Bobby Hale is a Union veteran several times over. After the war, he sets his sights on California, but only makes it to Montana. As he stumbles around the West, from the Wyoming Territory to the Black Hills of the Dakotas, he finds meaning in the people he meets—settlers and native people—and the violent history he both participates in and witnesses. Far as the Eye Can See is the story of life in a place where every minute is an engagement in a kind of war of survival, and how two people—a white man and a mixed-race woman—in the midst of such majesty and violence can manage to find a pathway to their own humanity.
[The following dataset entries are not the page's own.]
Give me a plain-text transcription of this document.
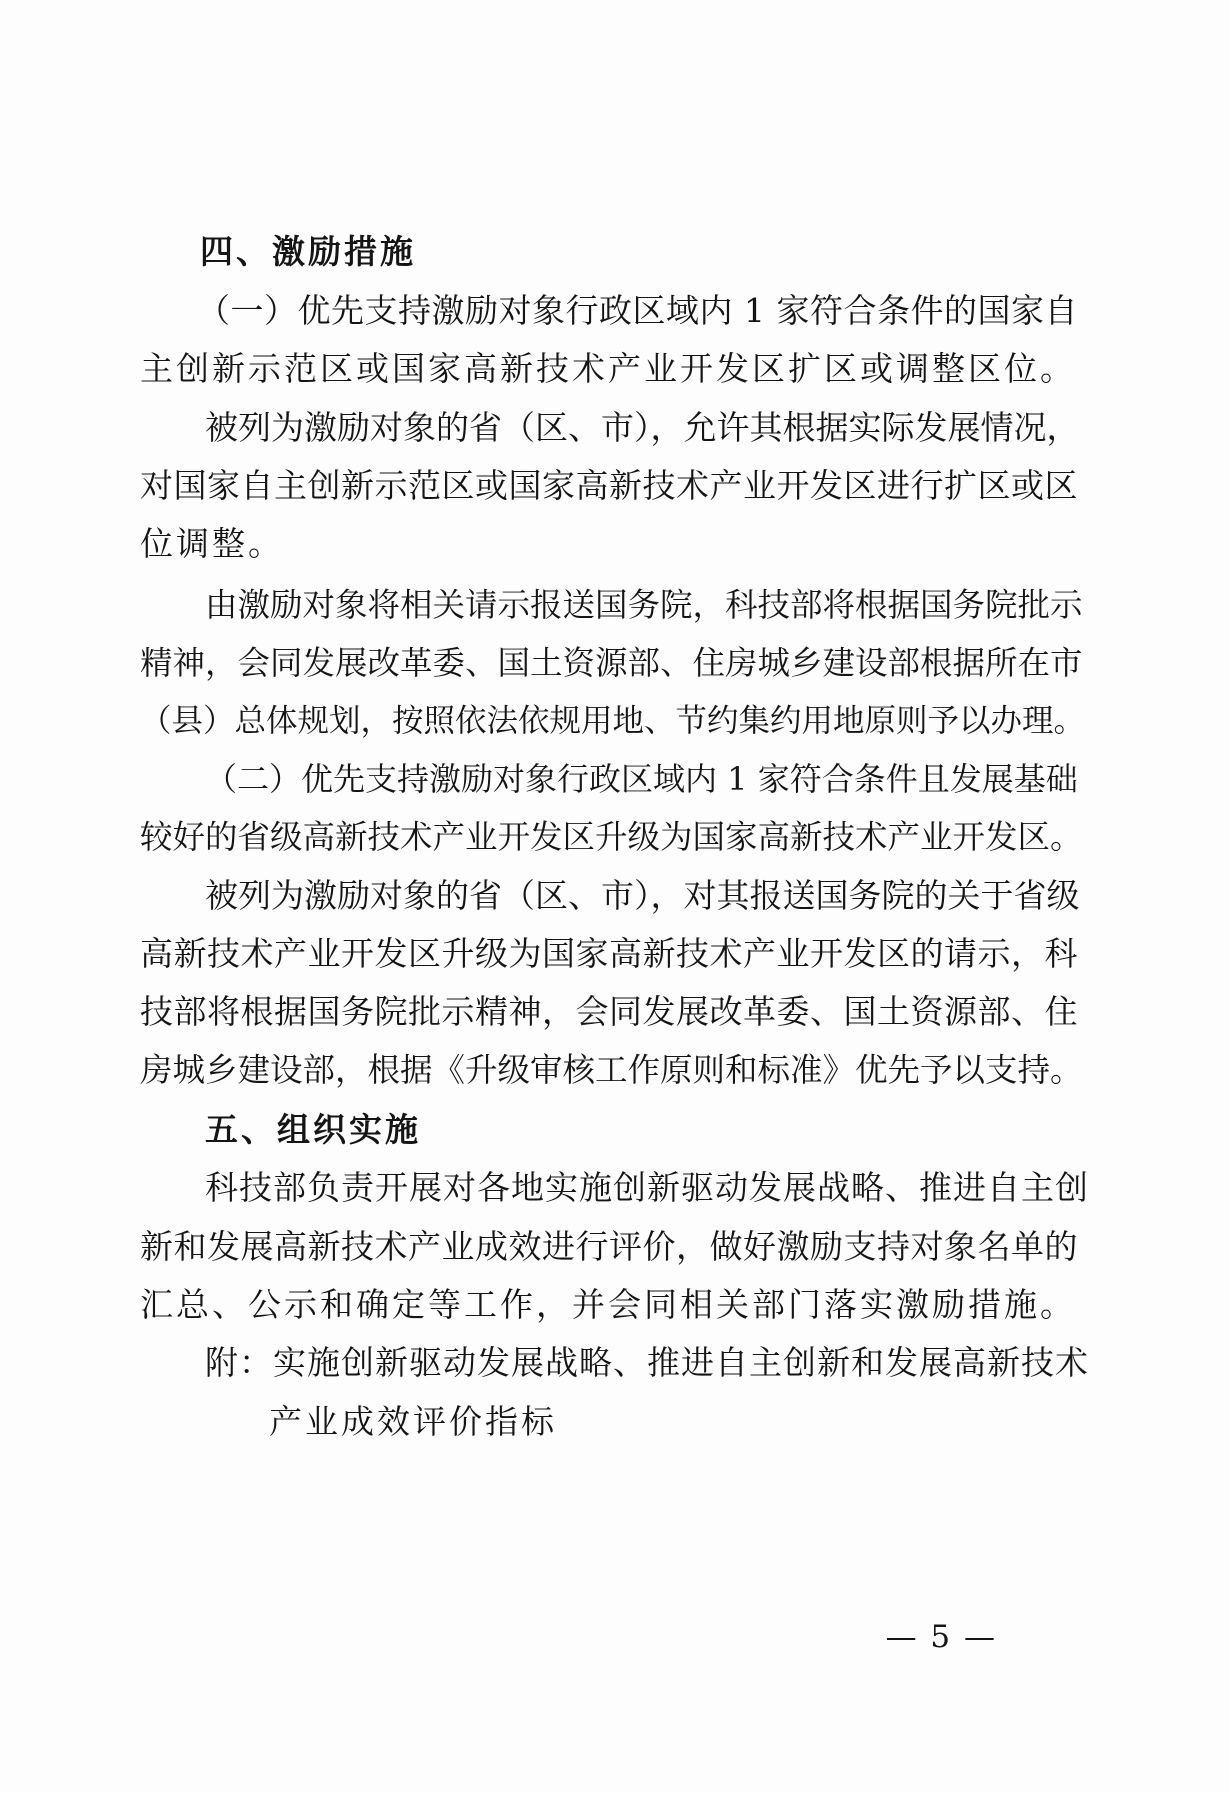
四、激励措施
（一）优先支持激励对象行政区域内 1 家符合条件的国家自
主创新示范区或国家高新技术产业开发区扩区或调整区位。
被列为激励对象的省（区、市），允许其根据实际发展情况，
对国家自主创新示范区或国家高新技术产业开发区进行扩区或区
位调整。
由激励对象将相关请示报送国务院，科技部将根据国务院批示
精神，会同发展改革委、国土资源部、住房城乡建设部根据所在市
（县）总体规划，按照依法依规用地、节约集约用地原则予以办理。
（二）优先支持激励对象行政区域内 1 家符合条件且发展基础
较好的省级高新技术产业开发区升级为国家高新技术产业开发区。
被列为激励对象的省（区、市），对其报送国务院的关于省级
高新技术产业开发区升级为国家高新技术产业开发区的请示，科
技部将根据国务院批示精神，会同发展改革委、国土资源部、住
房城乡建设部，根据《升级审核工作原则和标准》优先予以支持。
五、组织实施
科技部负责开展对各地实施创新驱动发展战略、推进自主创
新和发展高新技术产业成效进行评价，做好激励支持对象名单的
汇总、公示和确定等工作，并会同相关部门落实激励措施。
附：实施创新驱动发展战略、推进自主创新和发展高新技术
产业成效评价指标
— 5 —
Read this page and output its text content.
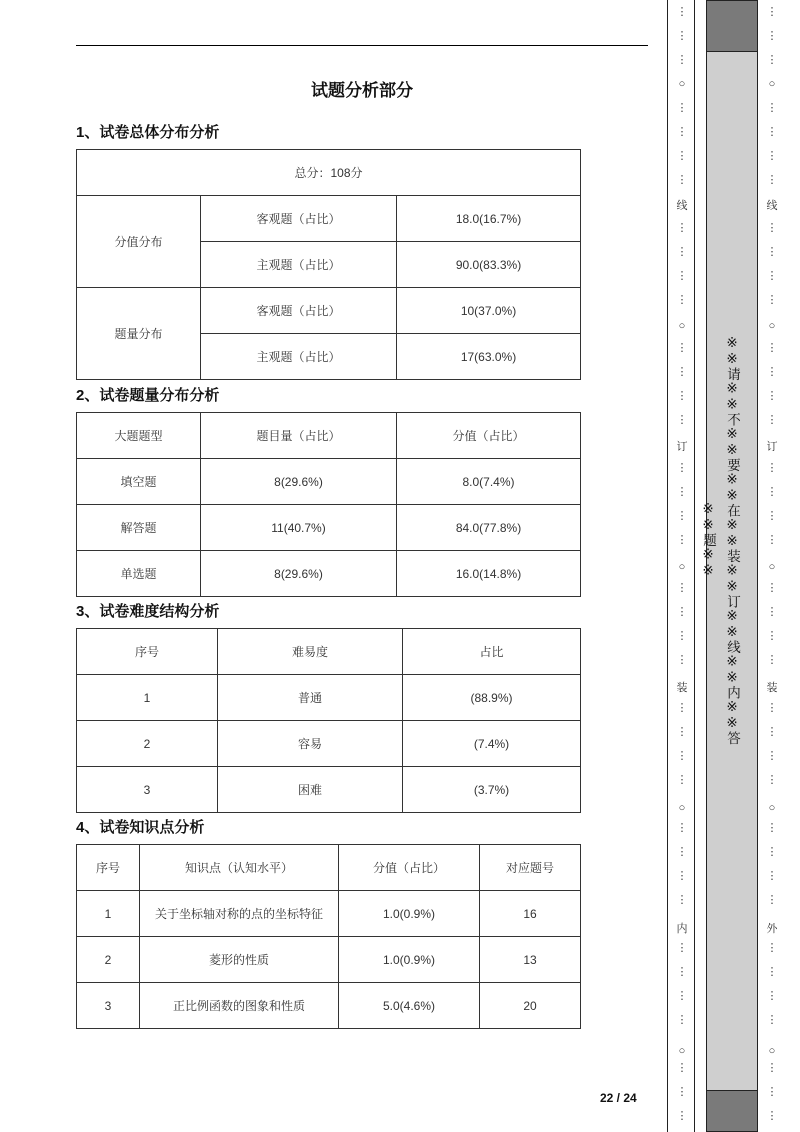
试题分析部分
1、试卷总体分布分析
总分：108分		
分值分布	客观题（占比）	18.0(16.7%)
	主观题（占比）	90.0(83.3%)
题量分布	客观题（占比）	10(37.0%)
	主观题（占比）	17(63.0%)
2、试卷题量分布分析
大题题型	题目量（占比）	分值（占比）
填空题	8(29.6%)	8.0(7.4%)
解答题	11(40.7%)	84.0(77.8%)
单选题	8(29.6%)	16.0(14.8%)
3、试卷难度结构分析
序号	难易度	占比
1	普通	(88.9%)
2	容易	(7.4%)
3	困难	(3.7%)
4、试卷知识点分析
序号	知识点（认知水平）	分值（占比）	对应题号
1	关于坐标轴对称的点的坐标特征	1.0(0.9%)	16
2	菱形的性质	1.0(0.9%)	13
3	正比例函数的图象和性质	5.0(4.6%)	20
22 / 24
○
○
○
○
○
线
订
装
内
⋮
⋮
⋮
⋮
⋮
⋮
⋮
⋮
⋮
⋮
⋮
⋮
⋮
⋮
⋮
⋮
⋮
⋮
⋮
⋮
⋮
⋮
⋮
⋮
⋮
⋮
⋮
⋮
⋮
⋮
⋮
⋮
⋮
⋮
⋮
⋮
⋮
⋮
※※请※※不※※要※※在※※装※※订※※线※※内※※答※※题※※
○
○
○
○
○
线
订
装
外
⋮
⋮
⋮
⋮
⋮
⋮
⋮
⋮
⋮
⋮
⋮
⋮
⋮
⋮
⋮
⋮
⋮
⋮
⋮
⋮
⋮
⋮
⋮
⋮
⋮
⋮
⋮
⋮
⋮
⋮
⋮
⋮
⋮
⋮
⋮
⋮
⋮
⋮
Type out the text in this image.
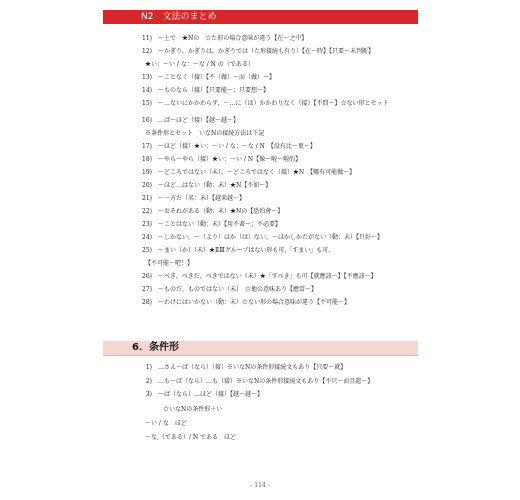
N2　文法のまとめ
11) ～上で　★Nの　☆た形の場合意味が違う【在～之中】
12) ～かぎり，かぎりは，かぎりでは（た形接続も有り）【在～時】【只要～未判断】
★い：～い / な：～な / N の（である）
13) ～ことなく（接）【不（做）～而（做）～】
14) ～ものなら（接）【只要能～；只要想～】
15) ～…ないにかかわらず，～…に（は）かかわりなく（接）【不問～】☆ない形とセット
16) …ば～ほど（接）【越～越～】
※条件形とセット　いなNの接続方法は下記
17) ～ほど（接）★い：～い / な：～な / N　【没有比～更～】
18) ～やら～やら（接）★い：～い / N【像～啦～啦的】
19) ～どころではない（未），～どころではなく（接）★N　【哪有可能做～】
20) ～ほど…はない（動：未）★N【不如～】
21) ～一方だ（名：未）【越来越～】
22) ～おそれがある（動：未）★Nの【恐怕會～】
23) ～ことはない（動：未）【用不著～；不必要】
24) ～しかない，～（より）ほか（は）ない，～ほかしかたがない（動：未）【只好～】
25) ～まい（か）（未）★ⅡⅢグループはない形も可,「すまい」も可。
【不可能～吧！】
26) ～べき，べきだ，べきではない（未）★「すべき」も可【就應該～】【不應該～】
27) ～ものだ，ものではない（未）　☆他の意味あり【應當～】
28) ～わけにはいかない（動：未）☆ない形の場合意味が違う【不可能～】
6．条件形
1) …さえ～ば（なら）（接）※いなNの条件形接続文もあり【只要～就】
2) …も～ば（なら）…も（接）※いなNの条件形接続文もあり【不只～而且還～】
3) ～ば（なら）…ほど（接）【越～越～】
☆いなNの条件形＋い
～い / な　ほど
～な,（である）/ N である　ほど
- 114 -
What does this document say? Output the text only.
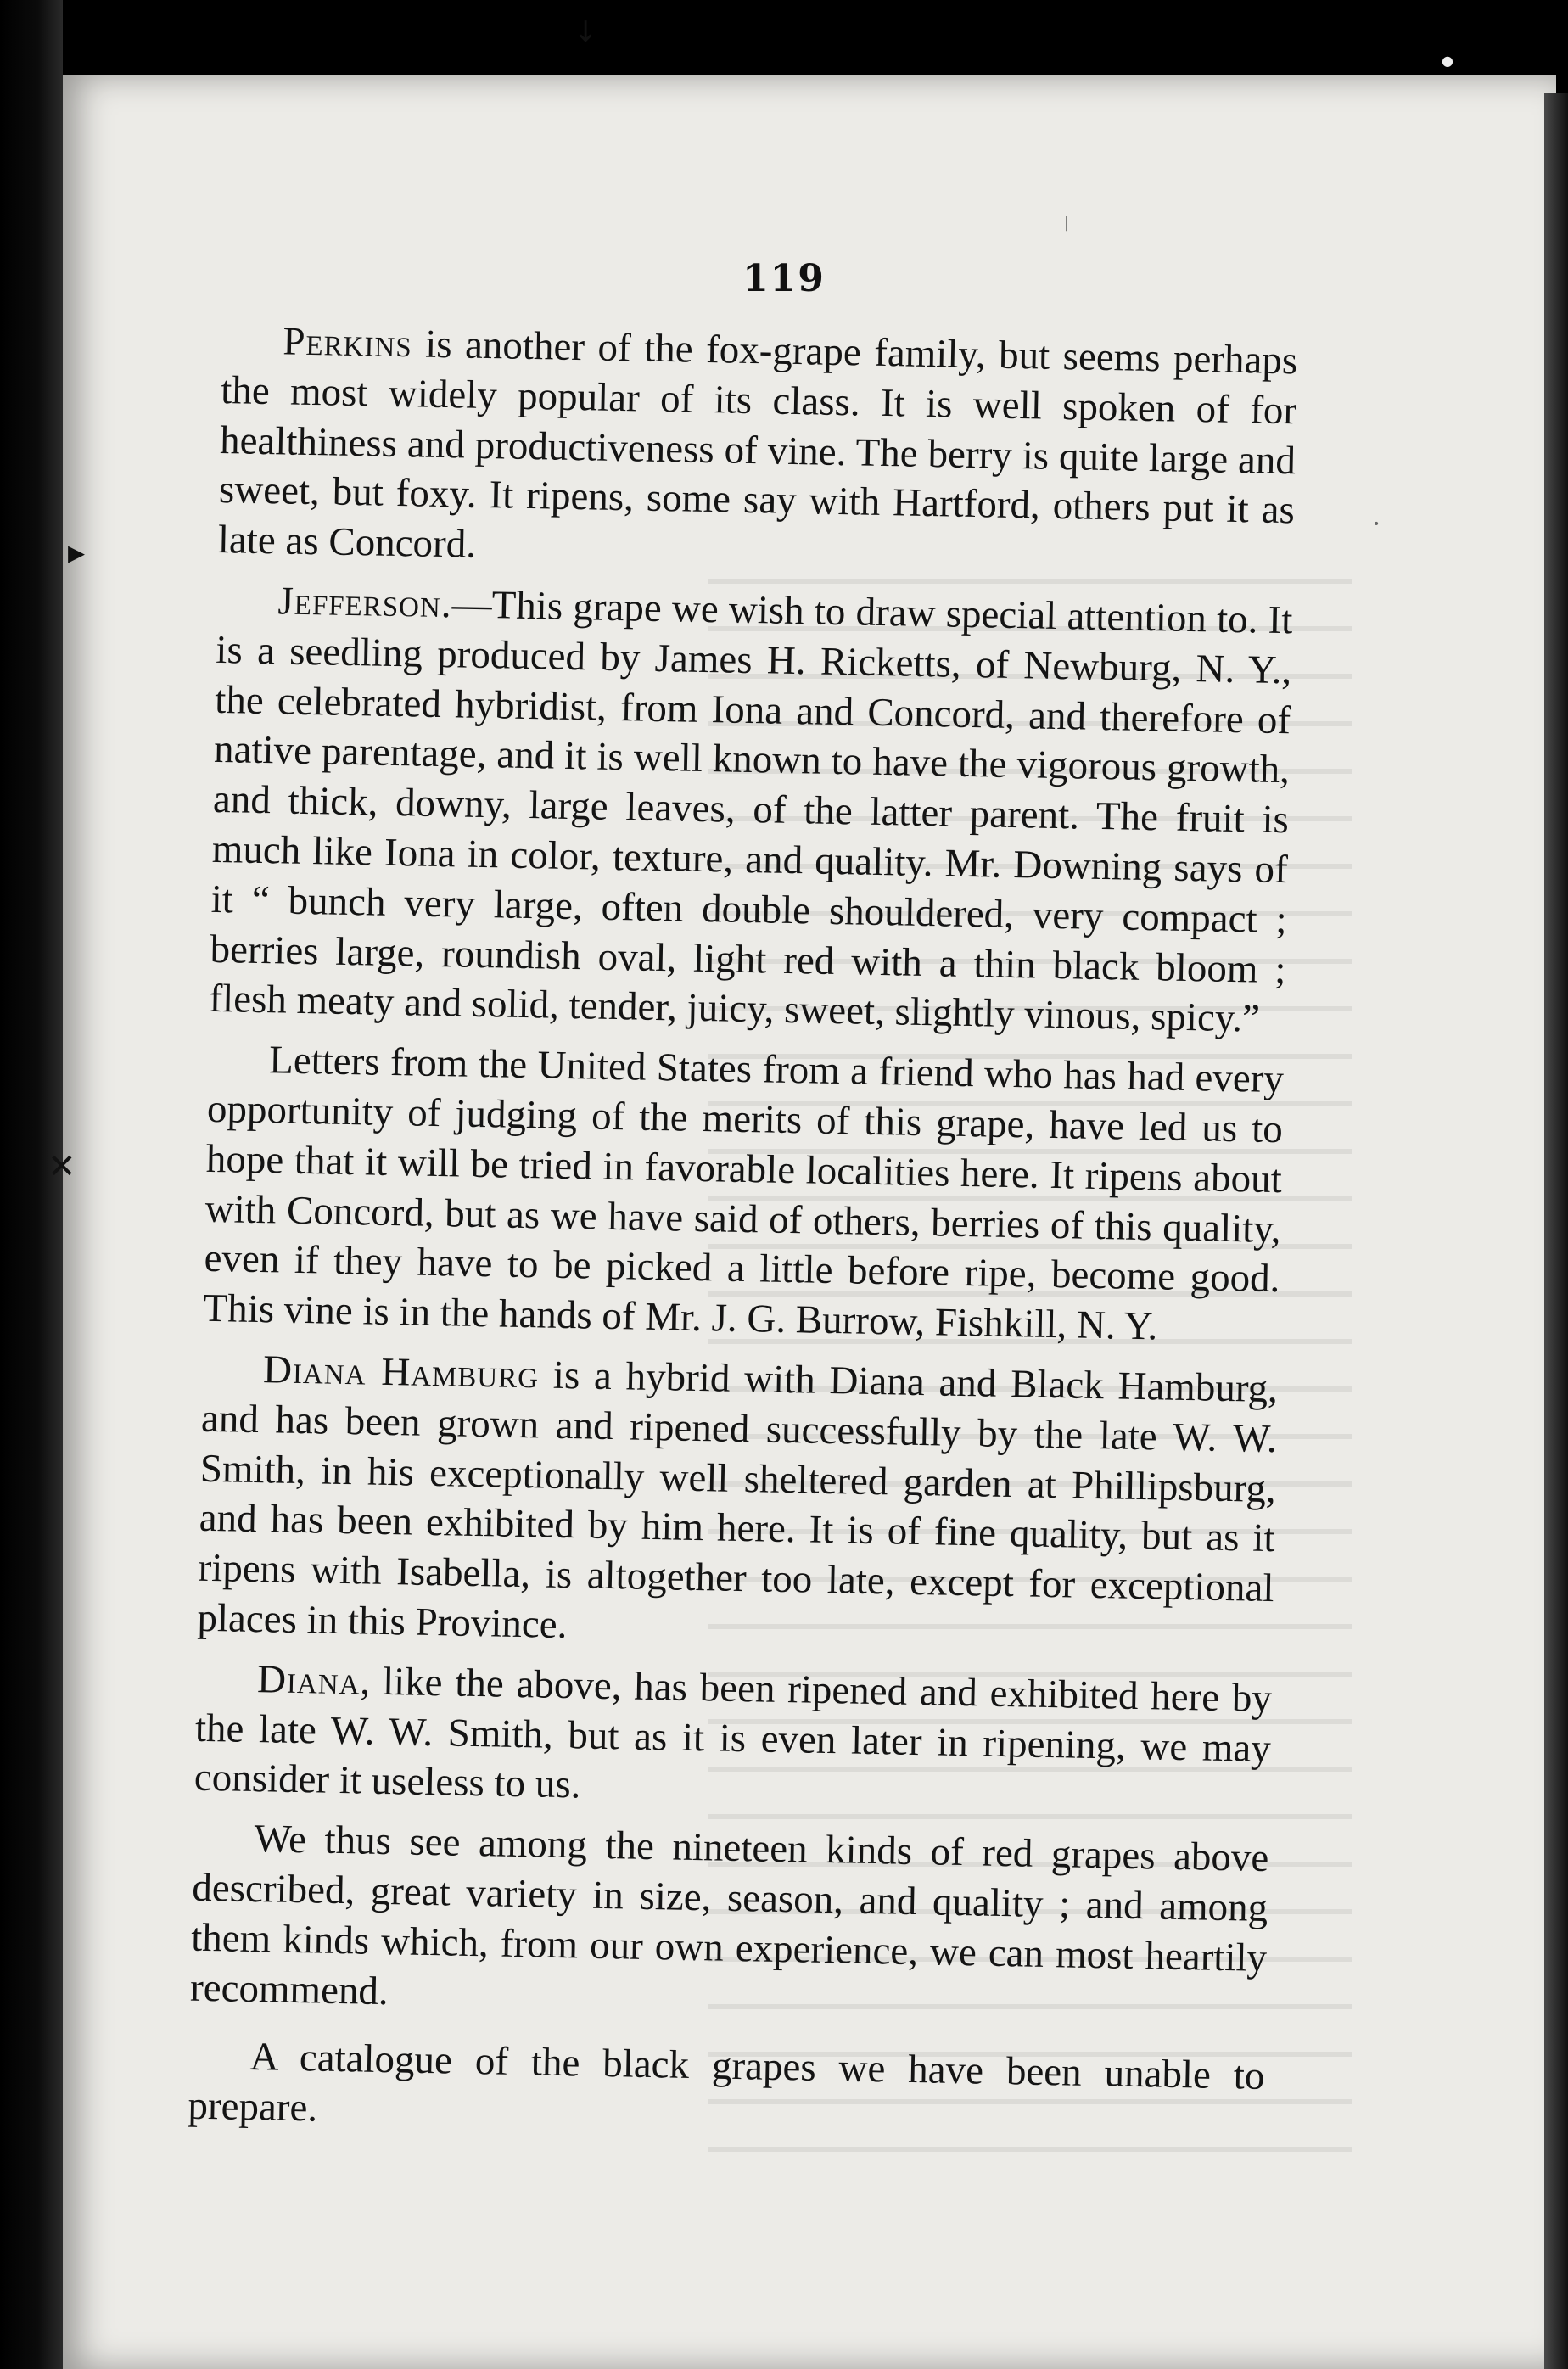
↓
●
|
▸
✕
•
119

Perkins is another of the fox-grape family, but seems perhaps the most widely popular of its class. It is well spoken of for healthiness and productiveness of vine. The berry is quite large and sweet, but foxy. It ripens, some say with Hartford, others put it as late as Concord.

Jefferson.—This grape we wish to draw special attention to. It is a seedling produced by James H. Ricketts, of Newburg, N. Y., the celebrated hybridist, from Iona and Concord, and therefore of native parentage, and it is well known to have the vigorous growth, and thick, downy, large leaves, of the latter parent. The fruit is much like Iona in color, texture, and quality. Mr. Downing says of it “ bunch very large, often double shouldered, very compact ; berries large, roundish oval, light red with a thin black bloom ; flesh meaty and solid, tender, juicy, sweet, slightly vinous, spicy.”

Letters from the United States from a friend who has had every opportunity of judging of the merits of this grape, have led us to hope that it will be tried in favorable localities here. It ripens about with Concord, but as we have said of others, berries of this quality, even if they have to be picked a little before ripe, become good. This vine is in the hands of Mr. J. G. Burrow, Fishkill, N. Y.

Diana Hamburg is a hybrid with Diana and Black Hamburg, and has been grown and ripened successfully by the late W. W. Smith, in his exceptionally well sheltered garden at Phillipsburg, and has been exhibited by him here. It is of fine quality, but as it ripens with Isabella, is altogether too late, except for exceptional places in this Province.

Diana, like the above, has been ripened and exhibited here by the late W. W. Smith, but as it is even later in ripening, we may consider it useless to us.

We thus see among the nineteen kinds of red grapes above described, great variety in size, season, and quality ; and among them kinds which, from our own experience, we can most heartily recommend.

A catalogue of the black grapes we have been unable to prepare.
Robert Bausch is the distinguished author of a body of work that is lively and varied, but linked by a thoughtfully complicated masculinity and an uncommon empathy. The unique voice of Bobby Hale manages to evoke both Cormac McCarthy and Mark Twain, guiding readers into Indian country and the Plains Wars in a manner both historically true and contemporarily relevant, as thoughts of race and war occupy the national psyche.
About the Author
Robert Bausch is the author of six novels and one collection of short stories. They include Almighty Me (optioned for film and eventually adapted as Bruce Almighty), A Hole in the Earth (a New York Times Notable and Washington Post Favorite Book of the Year), and Out of Season (also a Washington Post Favorite). He was born in Georgia and raised around Washington, D.C. Educated at George Mason University (BA, MA, MFA), he has taught at UVA, American, George Mason, and Johns Hopkins, and most recently at Northern Virgina Community College. In 2005, he won the Fellowship of Southern Writers' Hillsdale Award for Fiction for his body of work. In 2009, he was awarded the John Dos Passos Prize for Literature, also for sustained achievement. He lives in Virginia.